Wellstone is one of the strongest opponents. "With as many Minnesotans exposed to asbestos as there are, I don't understand how anyone can support it," he said. "The asbestos industry ought to be held accountable, and this bill lets them off the hook."

While the senators have taken firm stands on the asbestos legislation, Rep. Gil Gutknecht, R-Rochester, is still undecided about how to vote, his spokesperson Amanda Krueger said.

The issue is a touchy one, and emotions run high on both sides of the issue.

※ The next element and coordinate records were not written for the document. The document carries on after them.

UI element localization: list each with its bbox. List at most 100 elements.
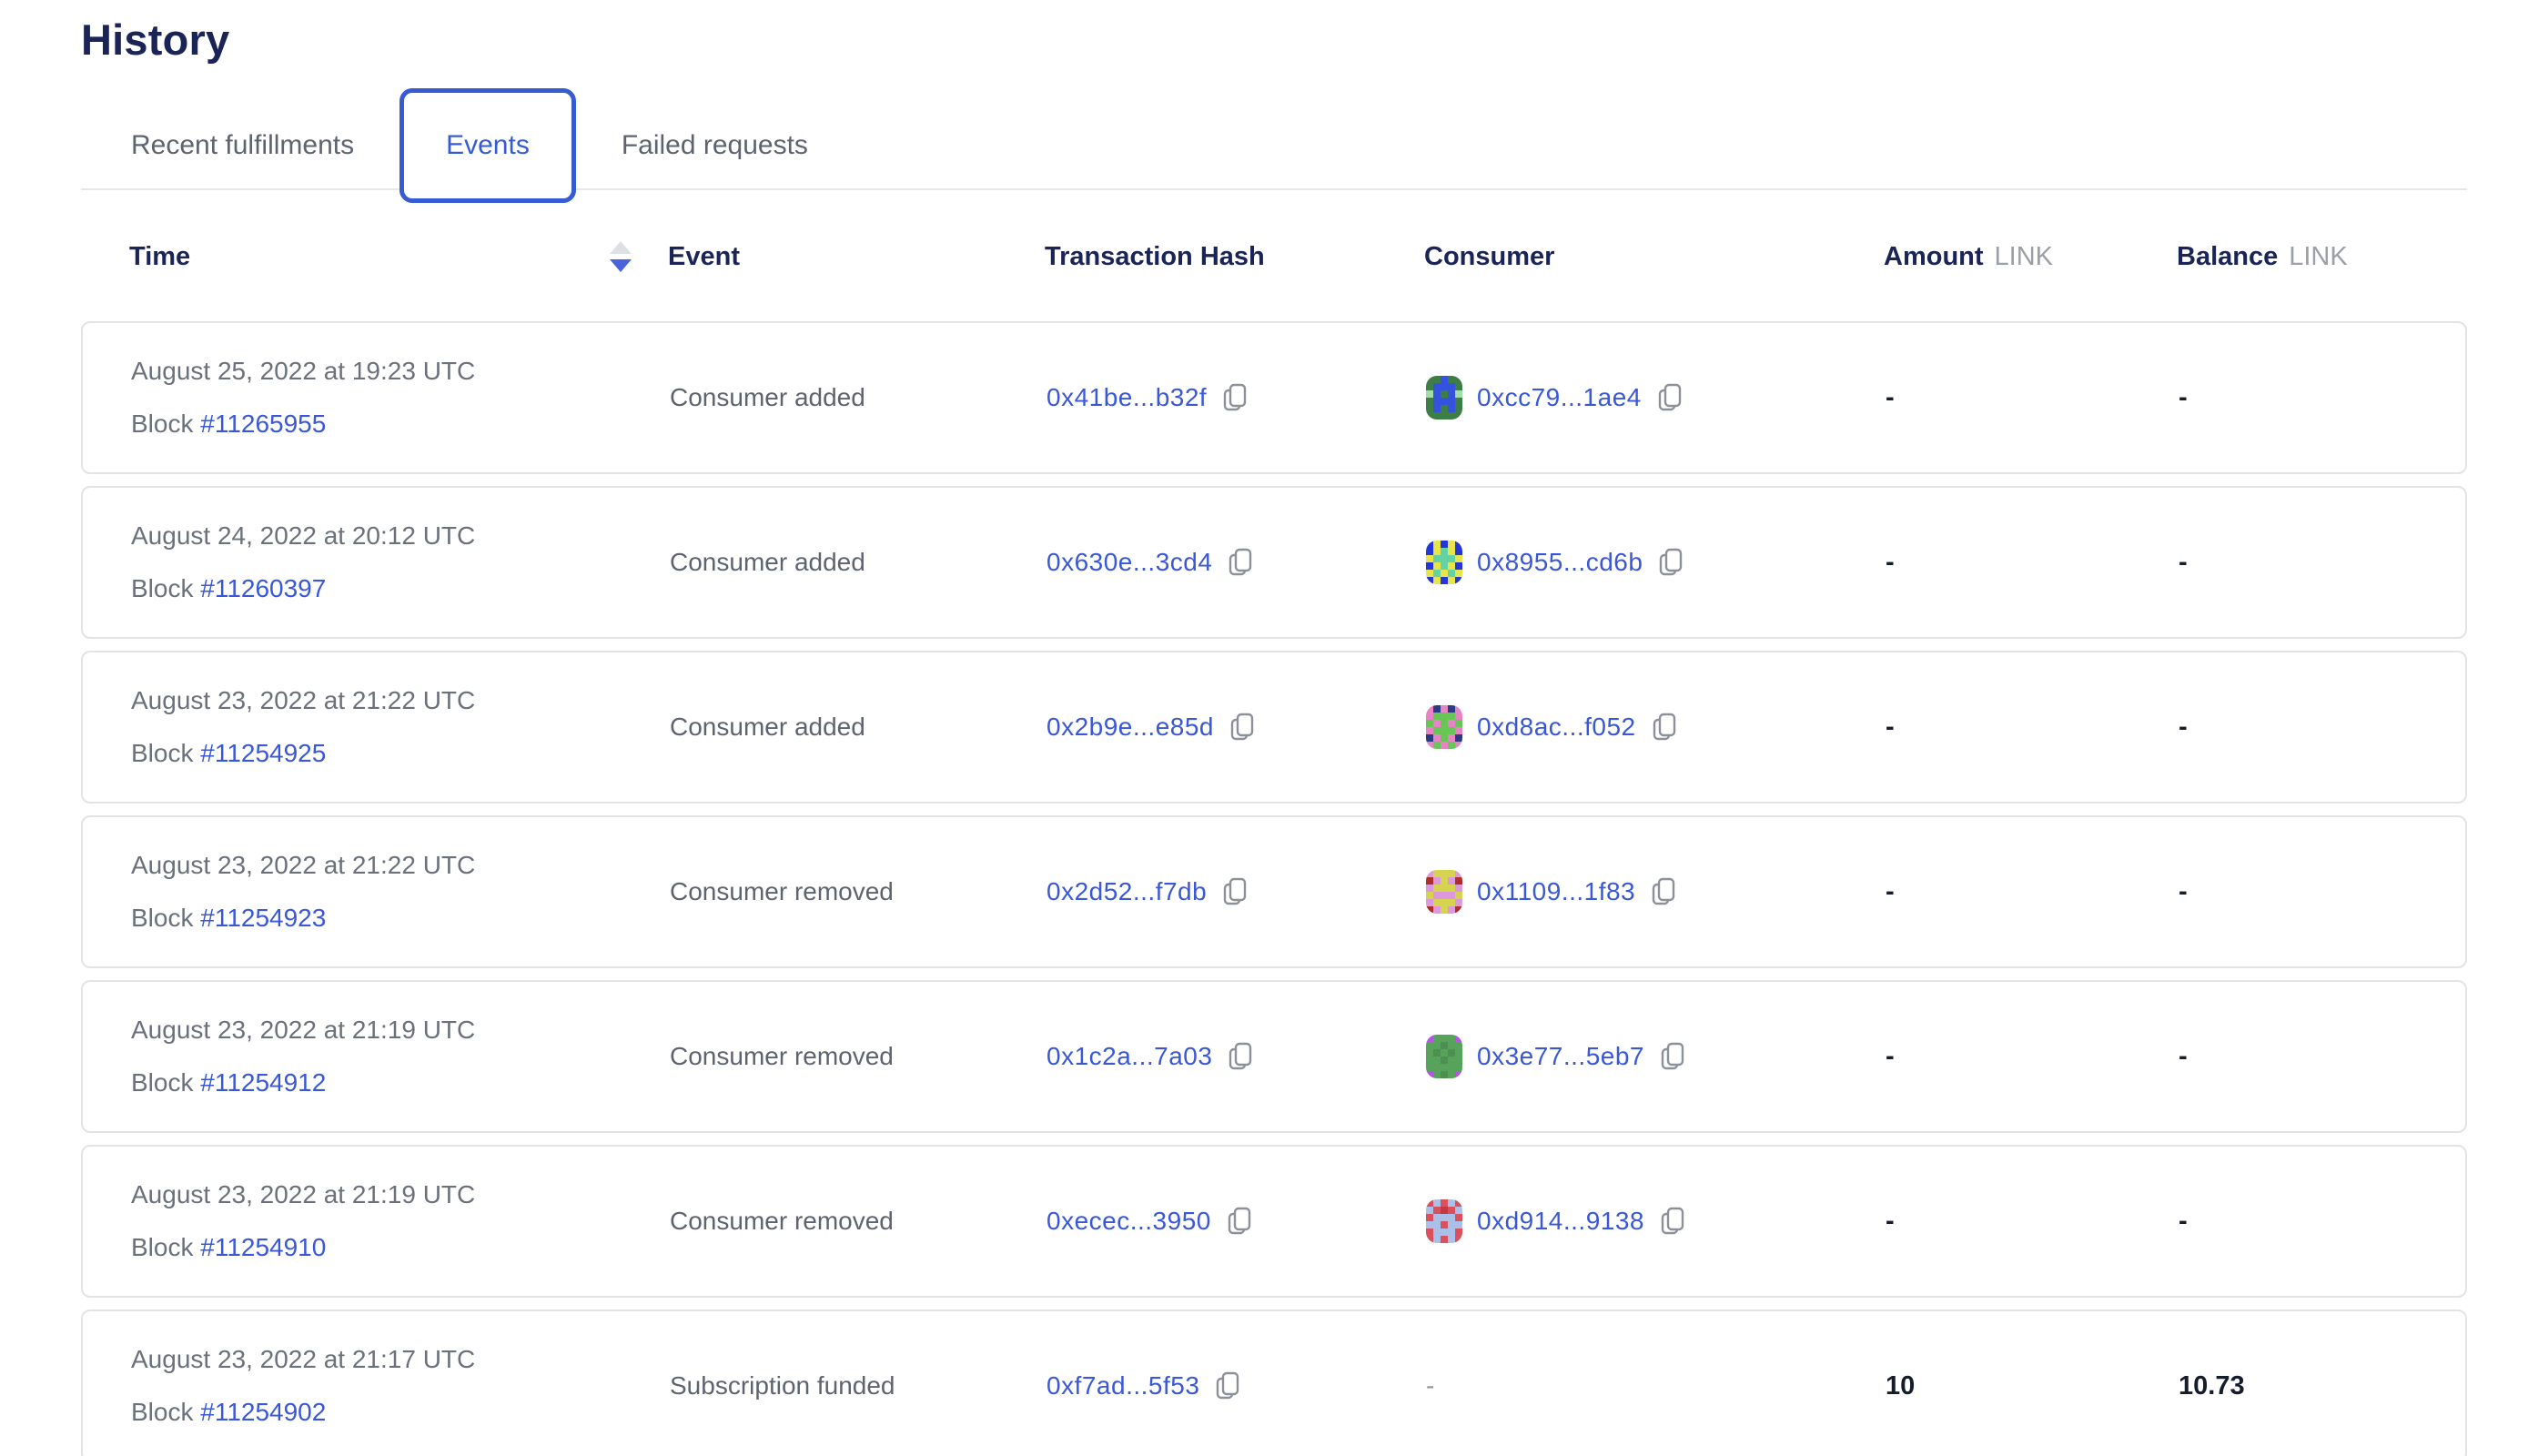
time-cell: August 23, 2022 at 21:22 UTC Block #1125… <box>131 851 670 933</box>
transaction-hash-cell: 0x1c2a...7a03 <box>1047 1041 1426 1072</box>
consumer-avatar-identicon <box>1426 1035 1462 1078</box>
copy-icon[interactable] <box>1229 712 1256 743</box>
copy-icon[interactable] <box>1227 1041 1254 1072</box>
copy-icon[interactable] <box>1226 1206 1253 1237</box>
row-balance-value: - <box>2179 382 2188 412</box>
row-timestamp: August 23, 2022 at 21:22 UTC <box>131 686 476 714</box>
transaction-hash-link[interactable]: 0xecec...3950 <box>1047 1207 1211 1235</box>
consumer-address-link[interactable]: 0xd914...9138 <box>1477 1207 1644 1235</box>
column-header-amount: Amount LINK <box>1884 242 2177 272</box>
balance-header-label: Balance <box>2177 241 2279 271</box>
time-header-label: Time <box>129 241 191 271</box>
block-number-link[interactable]: #11254925 <box>200 739 327 767</box>
block-number-link[interactable]: #11254910 <box>200 1233 327 1261</box>
amount-unit-label: LINK <box>1994 241 2054 271</box>
copy-icon[interactable] <box>1657 547 1684 578</box>
block-number-link[interactable]: #11265955 <box>200 410 327 438</box>
block-label: Block <box>131 739 201 767</box>
column-header-balance: Balance LINK <box>2177 242 2467 272</box>
time-cell: August 23, 2022 at 21:19 UTC Block #1125… <box>131 1016 670 1097</box>
consumer-address-link[interactable]: 0xd8ac...f052 <box>1477 713 1636 741</box>
transaction-hash-cell: 0x630e...3cd4 <box>1047 547 1426 578</box>
row-amount-value: - <box>1886 1041 1895 1071</box>
transaction-hash-link[interactable]: 0xf7ad...5f53 <box>1047 1371 1200 1400</box>
table-row: August 25, 2022 at 19:23 UTC Block #1126… <box>81 321 2467 474</box>
copy-icon[interactable] <box>1659 1041 1686 1072</box>
consumer-address-link[interactable]: 0x1109...1f83 <box>1477 877 1636 905</box>
sort-up-arrow-icon <box>610 241 632 254</box>
column-header-consumer: Consumer <box>1424 241 1555 271</box>
tab-events[interactable]: Events <box>399 88 576 203</box>
balance-unit-label: LINK <box>2289 241 2348 271</box>
block-label: Block <box>131 904 201 932</box>
block-label: Block <box>131 1233 201 1261</box>
consumer-cell: 0x1109...1f83 <box>1426 870 1886 914</box>
row-amount-value: - <box>1886 712 1895 742</box>
block-number-link[interactable]: #11254923 <box>200 904 327 932</box>
row-amount-value: - <box>1886 547 1895 577</box>
copy-icon[interactable] <box>1650 876 1677 907</box>
sort-descending-icon[interactable] <box>610 241 632 272</box>
row-event-type: Subscription funded <box>670 1371 895 1400</box>
copy-icon[interactable] <box>1651 712 1678 743</box>
table-row: August 23, 2022 at 21:19 UTC Block #1125… <box>81 980 2467 1133</box>
page-title: History <box>81 15 230 64</box>
row-block-line: Block #11260397 <box>131 574 670 603</box>
block-label: Block <box>131 574 201 602</box>
block-number-link[interactable]: #11260397 <box>200 574 327 602</box>
transaction-hash-link[interactable]: 0x630e...3cd4 <box>1047 548 1213 576</box>
copy-icon[interactable] <box>1656 382 1684 413</box>
row-timestamp: August 23, 2022 at 21:17 UTC <box>131 1345 476 1373</box>
transaction-hash-cell: 0xecec...3950 <box>1047 1206 1426 1237</box>
consumer-address-link[interactable]: 0xcc79...1ae4 <box>1477 383 1642 411</box>
consumer-empty-value: - <box>1426 1371 1435 1400</box>
tab-recent-fulfillments[interactable]: Recent fulfillments <box>131 130 355 160</box>
copy-icon[interactable] <box>1227 547 1254 578</box>
transaction-hash-cell: 0x41be...b32f <box>1047 382 1426 413</box>
copy-icon[interactable] <box>1221 876 1249 907</box>
history-panel: History Recent fulfillments Events Faile… <box>0 15 2528 1456</box>
block-number-link[interactable]: #11254912 <box>200 1068 327 1097</box>
row-amount-value: - <box>1886 876 1895 906</box>
consumer-address-link[interactable]: 0x8955...cd6b <box>1477 548 1643 576</box>
transaction-hash-cell: 0xf7ad...5f53 <box>1047 1370 1426 1401</box>
consumer-address-link[interactable]: 0x3e77...5eb7 <box>1477 1042 1644 1070</box>
time-cell: August 23, 2022 at 21:19 UTC Block #1125… <box>131 1180 670 1262</box>
table-row: August 23, 2022 at 21:22 UTC Block #1125… <box>81 815 2467 968</box>
row-amount-value: 10 <box>1886 1370 1916 1400</box>
history-tabs: Recent fulfillments Events Failed reques… <box>81 88 2467 203</box>
row-balance-value: - <box>2179 712 2188 742</box>
row-balance-value: - <box>2179 876 2188 906</box>
transaction-hash-link[interactable]: 0x41be...b32f <box>1047 383 1208 411</box>
copy-icon[interactable] <box>1221 382 1249 413</box>
consumer-avatar-identicon <box>1426 870 1462 914</box>
consumer-cell: 0x3e77...5eb7 <box>1426 1035 1886 1078</box>
copy-icon[interactable] <box>1659 1206 1686 1237</box>
transaction-hash-link[interactable]: 0x2b9e...e85d <box>1047 713 1214 741</box>
row-event-type: Consumer removed <box>670 1207 894 1235</box>
row-block-line: Block #11265955 <box>131 410 670 439</box>
consumer-avatar-identicon <box>1426 541 1462 584</box>
amount-header-label: Amount <box>1884 241 1984 271</box>
column-header-event: Event <box>668 241 740 271</box>
tab-failed-requests[interactable]: Failed requests <box>621 130 808 160</box>
row-block-line: Block #11254910 <box>131 1233 670 1262</box>
transaction-hash-link[interactable]: 0x2d52...f7db <box>1047 877 1208 905</box>
transaction-hash-link[interactable]: 0x1c2a...7a03 <box>1047 1042 1213 1070</box>
row-balance-value: - <box>2179 547 2188 577</box>
column-header-transaction-hash: Transaction Hash <box>1045 241 1265 271</box>
row-timestamp: August 23, 2022 at 21:19 UTC <box>131 1016 476 1044</box>
consumer-cell: 0xd8ac...f052 <box>1426 705 1886 749</box>
row-balance-value: - <box>2179 1206 2188 1236</box>
row-event-type: Consumer added <box>670 713 865 741</box>
row-block-line: Block #11254912 <box>131 1068 670 1097</box>
copy-icon[interactable] <box>1214 1370 1241 1401</box>
events-table-body: August 25, 2022 at 19:23 UTC Block #1126… <box>81 321 2467 1456</box>
table-row: August 23, 2022 at 21:22 UTC Block #1125… <box>81 651 2467 804</box>
block-number-link[interactable]: #11254902 <box>200 1398 327 1426</box>
row-timestamp: August 24, 2022 at 20:12 UTC <box>131 521 476 550</box>
time-cell: August 23, 2022 at 21:22 UTC Block #1125… <box>131 686 670 768</box>
row-amount-value: - <box>1886 382 1895 412</box>
row-event-type: Consumer added <box>670 548 865 576</box>
row-timestamp: August 23, 2022 at 21:22 UTC <box>131 851 476 879</box>
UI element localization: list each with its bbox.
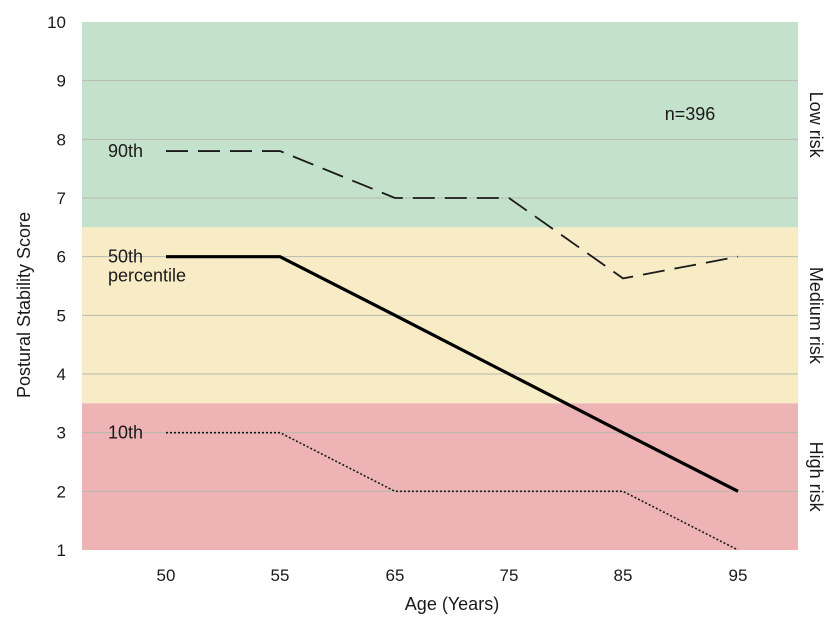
y-tick-label: 1 — [57, 541, 66, 560]
y-tick-label: 4 — [57, 365, 66, 384]
x-tick-label: 50 — [157, 566, 176, 585]
risk-zones — [82, 22, 798, 550]
zone-labels: Low risk Medium risk High risk — [806, 92, 826, 513]
percentile-lines — [166, 150, 739, 551]
x-tick-label: 75 — [500, 566, 519, 585]
y-tick-labels: 1 2 3 4 5 6 7 8 9 10 — [47, 13, 66, 560]
y-tick-label: 10 — [47, 13, 66, 32]
zone-label: Low risk — [806, 92, 826, 159]
y-tick-label: 8 — [57, 130, 66, 149]
gridlines — [82, 80, 798, 492]
series-label: 10th — [108, 423, 143, 443]
y-tick-label: 9 — [57, 72, 66, 91]
y-axis-label: Postural Stability Score — [14, 212, 34, 398]
zone-low-risk — [82, 22, 798, 228]
sample-size-annotation: n=396 — [665, 104, 716, 124]
series-line-50th — [166, 255, 739, 493]
series-label: 50th — [108, 247, 143, 267]
y-tick-label: 3 — [57, 424, 66, 443]
x-tick-labels: 50 55 65 75 85 95 — [157, 566, 748, 585]
x-axis-label: Age (Years) — [405, 594, 499, 614]
series-label: 90th — [108, 141, 143, 161]
y-tick-label: 6 — [57, 248, 66, 267]
y-tick-label: 5 — [57, 306, 66, 325]
y-tick-label: 7 — [57, 189, 66, 208]
x-tick-label: 95 — [729, 566, 748, 585]
x-tick-label: 65 — [386, 566, 405, 585]
zone-label: Medium risk — [806, 267, 826, 365]
series-line-10th — [166, 431, 739, 551]
x-tick-label: 85 — [614, 566, 633, 585]
zone-high-risk — [82, 403, 798, 550]
x-tick-label: 55 — [271, 566, 290, 585]
y-tick-label: 2 — [57, 482, 66, 501]
zone-label: High risk — [806, 442, 826, 513]
series-label: percentile — [108, 266, 186, 286]
series-line-90th — [166, 150, 739, 280]
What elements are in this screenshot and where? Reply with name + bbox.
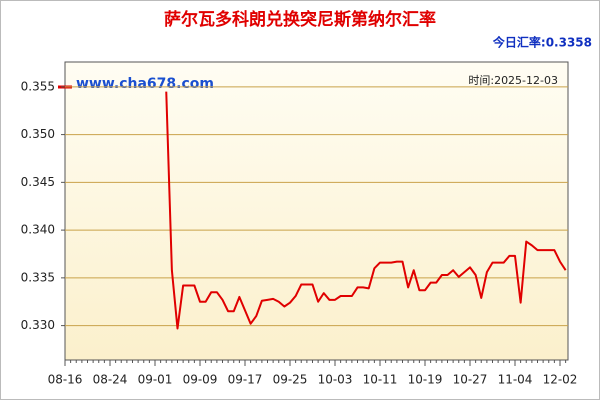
y-tick-label: 0.330 [21,318,55,332]
x-tick-label: 10-11 [363,373,398,387]
x-tick-label: 09-01 [138,373,173,387]
x-tick-label: 12-02 [543,373,578,387]
y-tick-label: 0.335 [21,270,55,284]
watermark: www.cha678.com [76,76,214,92]
line [165,91,567,330]
y-tick-label: 0.345 [21,175,55,189]
x-tick-label: 11-04 [498,373,533,387]
time-note: 时间:2025-12-03 [468,74,558,87]
x-tick-label: 10-03 [318,373,353,387]
x-tick-label: 10-27 [453,373,488,387]
today-rate: 今日汇率:0.3358 [492,35,592,50]
y-tick-label: 0.340 [21,223,55,237]
x-tick-label: 10-19 [408,373,443,387]
plot-area [64,61,569,361]
y-tick-label: 0.350 [21,127,55,141]
chart-title: 萨尔瓦多科朗兑换突尼斯第纳尔汇率 [164,9,436,30]
x-tick-label: 09-17 [228,373,263,387]
x-tick-label: 09-09 [183,373,218,387]
y-tick-label: 0.355 [21,79,55,93]
x-tick-label: 08-16 [48,373,83,387]
x-tick-label: 09-25 [273,373,308,387]
x-tick-label: 08-24 [93,373,128,387]
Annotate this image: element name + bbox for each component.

Grams argues that opponents of the legislation are fueled by trial lawyers who stand to benefit financially from more asbestos lawsuits. "The trial attorneys won because they killed the debate," Grams said.

Not true, said Mike Sieben, a Hastings attorney who has represented thousands of Minnesotans affected by mesothelioma and other asbestos-related illnesses. "The tragedy of Sen. Grams' bill is if you apply the standards of his bill to our clients, over half of those clients would be declined the opportunity to make a claim if his bill became law," Sieben said.

Ad campaigns

Voters and politicians are reminded of the real people affected by the legislation by advertisements running in various parts of the country. A television ad debuted on Twin Cities television on Tuesday opposing the legislation. Sponsored by the environmental group Friends of the Earth and financed by a coalition of environmental, consumer and legal interests, the $300,000 spot targets Grams and features a black and white photo of blue collar workers from a bygone decade, many of whom have died from asbestos-related illnesses.

In Washington, a pro-legislation group called the Coalition for Asbestos Resolution is funding an ad campaign in Washington, D.C., that began in March in support of the bills. Although the group has numerous members, it is primarily financed by a GAF Corp. of New Jersey, a company that makes building materials and chemicals. One of the coalition's spots shows mourners in a cemetery blaming trial lawyers for the fact that the courts were too backlogged to handle the case of the deceased.

One opponent who has spent more than a year intensely looking at the issue said the public's awareness of asbestos litigation is still low. "The pool of asbestos workers, although large, is in the hundreds of thousands," said Frank Clemente, director of Public Citizen's Congress Watch. "Only when it reaches the level of debate in Congress will people pay attention."